| 7:14 am on Jan 7, 2013 (gmt 0)|
LOL @ "gorilla arm"
Touch will take over.
Maybe not as the primary input mode, but it's nice to touch things at times as it simplifies the process and as the technology is getting cheaper by the day it'll probably be on all screen by default in a few years.
More importantly, the orientation and position of some screens will change to be more touch friendly than a big vertical sitting on the desktop. I could easily see the future desktop computer literally being the desktop, like the original Windows Surface, which eliminates the silly gorilla arm concept.
| 7:39 am on Jan 7, 2013 (gmt 0)|
|I could easily see the future desktop computer literally being the desktop |
With anamorphic monitor settings so the the picture looks right even if you're not looking at it from something approximating a 90° angle?
Urk. Now watch as that degree sign acquires a leading Â for half of all readers.
| 7:53 am on Jan 7, 2013 (gmt 0)|
|More importantly, the orientation and position of some screens will change to be more touch friendly than a big vertical sitting on the desktop. |
I was in a big electronics store recently and some of the 20"-30" touch desktop screens can be set at about a 25° angle.
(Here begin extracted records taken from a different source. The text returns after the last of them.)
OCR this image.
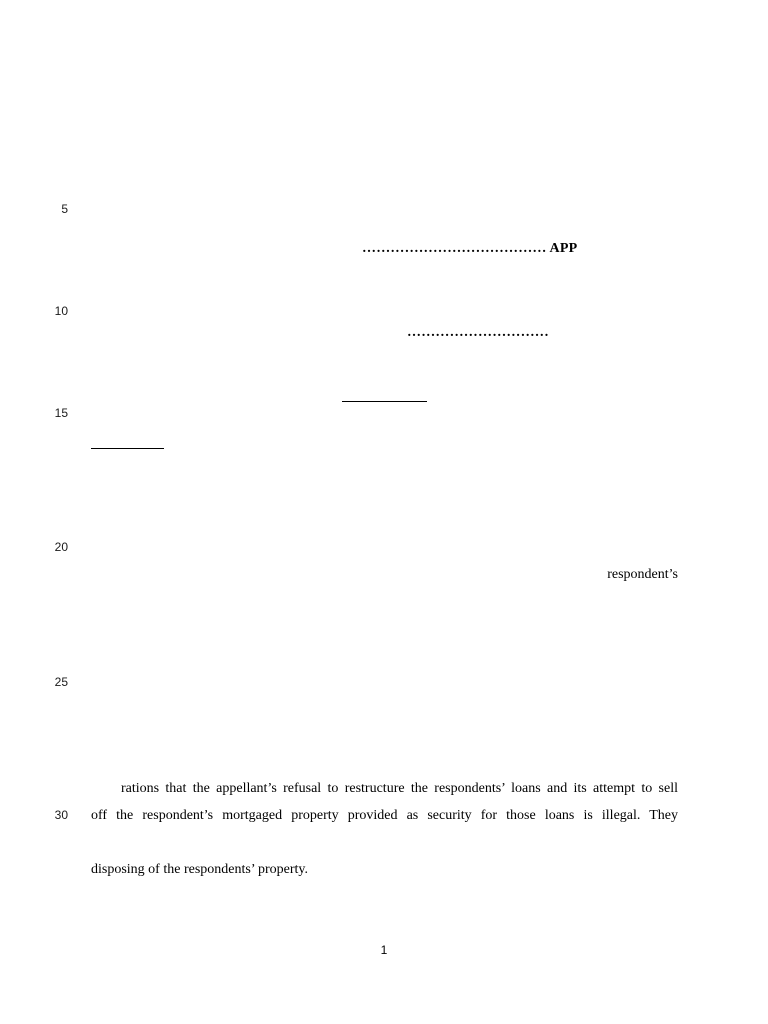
5
10
15
20
25
30
………………………………… APP
…………………………
respondent’s
rations that the appellant’s refusal to restructure the respondents’ loans and its attempt to sell
off the respondent’s mortgaged property provided as security for those loans is illegal. They
disposing of the respondents’ property.
1
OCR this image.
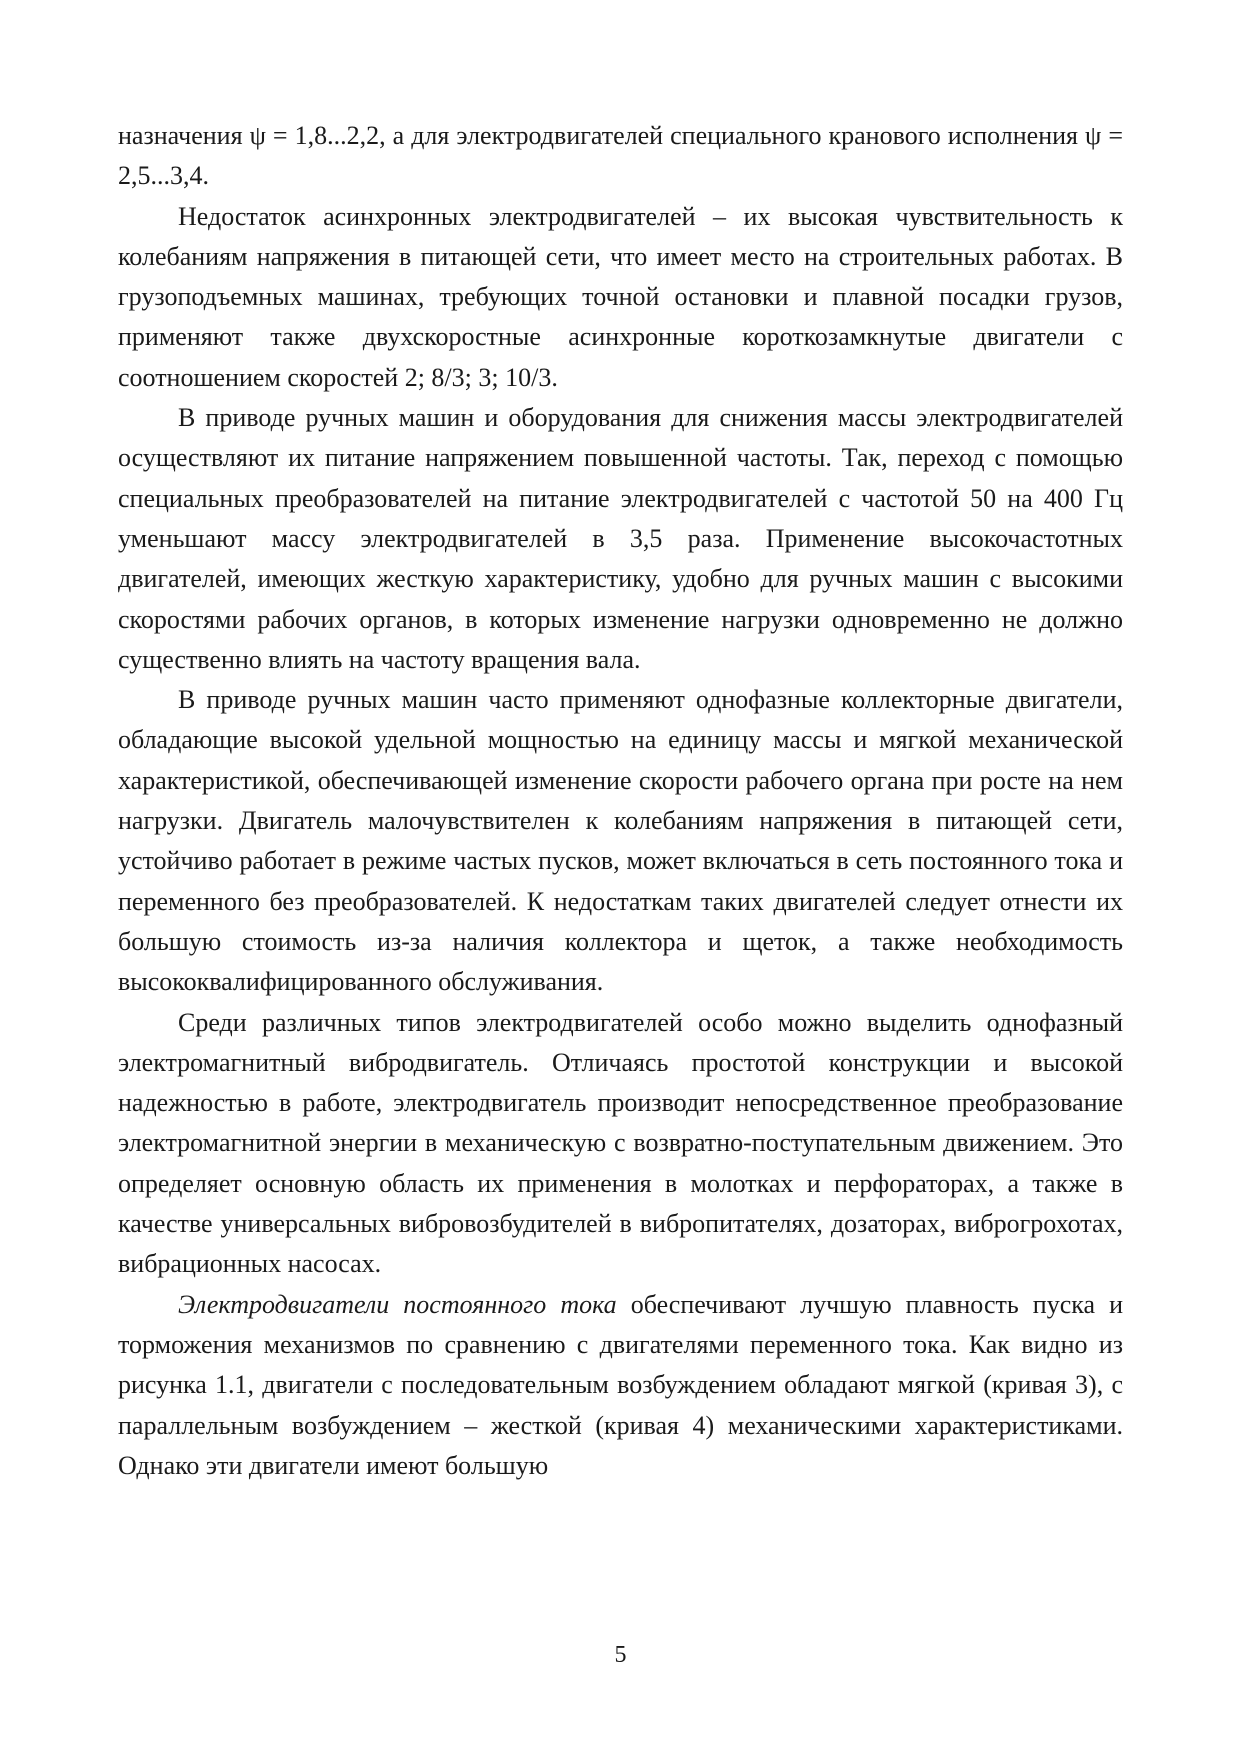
назначения ψ = 1,8...2,2, а для электродвигателей специального кранового исполнения ψ = 2,5...3,4.

Недостаток асинхронных электродвигателей – их высокая чувствительность к колебаниям напряжения в питающей сети, что имеет место на строительных работах. В грузоподъемных машинах, требующих точной остановки и плавной посадки грузов, применяют также двухскоростные асинхронные короткозамкнутые двигатели с соотношением скоростей 2; 8/3; 3; 10/3.

В приводе ручных машин и оборудования для снижения массы электродвигателей осуществляют их питание напряжением повышенной частоты. Так, переход с помощью специальных преобразователей на питание электродвигателей с частотой 50 на 400 Гц уменьшают массу электродвигателей в 3,5 раза. Применение высокочастотных двигателей, имеющих жесткую характеристику, удобно для ручных машин с высокими скоростями рабочих органов, в которых изменение нагрузки одновременно не должно существенно влиять на частоту вращения вала.

В приводе ручных машин часто применяют однофазные коллекторные двигатели, обладающие высокой удельной мощностью на единицу массы и мягкой механической характеристикой, обеспечивающей изменение скорости рабочего органа при росте на нем нагрузки. Двигатель малочувствителен к колебаниям напряжения в питающей сети, устойчиво работает в режиме частых пусков, может включаться в сеть постоянного тока и переменного без преобразователей. К недостаткам таких двигателей следует отнести их большую стоимость из-за наличия коллектора и щеток, а также необходимость высококвалифицированного обслуживания.

Среди различных типов электродвигателей особо можно выделить однофазный электромагнитный вибродвигатель. Отличаясь простотой конструкции и высокой надежностью в работе, электродвигатель производит непосредственное преобразование электромагнитной энергии в механическую с возвратно-поступательным движением. Это определяет основную область их применения в молотках и перфораторах, а также в качестве универсальных вибровозбудителей в вибропитателях, дозаторах, виброгрохотах, вибрационных насосах.

Электродвигатели постоянного тока обеспечивают лучшую плавность пуска и торможения механизмов по сравнению с двигателями переменного тока. Как видно из рисунка 1.1, двигатели с последовательным возбуждением обладают мягкой (кривая 3), с параллельным возбуждением – жесткой (кривая 4) механическими характеристиками. Однако эти двигатели имеют большую

5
That could make more sense for a touch workspace. Although then we'd have to reconsider office lighting and the screen glare.
| 3:46 pm on Jan 7, 2013 (gmt 0)|
I like Windows 8 because it's the best of both worlds. On touch-enabled machines, you can touch when it's fastest/easiest and use the keyboard when it's not. Another reason I think the Surface is innovative.
| 10:39 am on Jan 17, 2013 (gmt 0)|
I don't think touchscreen desktop PCs will ever take off, either. I've had one for a couple of years now (Vaio L-series) and using it for more than 2 minutes get extremely awkward.
I simply don't use the touchscreen AT ALL. Getting fingerprints all over my screen is just a secondary annoyance.
|brotherhood of LAN|
| 10:43 am on Jan 17, 2013 (gmt 0)|
I'm not keen on them and don't think they'll replace large monitors.
On a joules per keystroke/mouse movement scenario, I'm pretty sure mouse & keyboard win.
| 10:48 am on Jan 17, 2013 (gmt 0)|
I think touch , in windows 8 is aimed at tablets, phones and the new convertible laptops(tablet/laptop)
The ease of taking off the laptop screen, leaving the keyboard behind, an using it like a tablet is great, I think they've got some work to do on win 8, but it makes sense , for me, in that scenario
| 11:08 am on Jan 17, 2013 (gmt 0)|
I'm waiting to see what the posture and ergonomic folks say about it. After all the years of being told that your chair has to be at the right height, with your forearms resting in the right place, in order to use a keyboard and mouse safely, I'm not willing to be the guinea pig if it may cause me back problems or RSI in a few months.
Nice gimmick on desktops, nothing more yet until it gets more established and researched.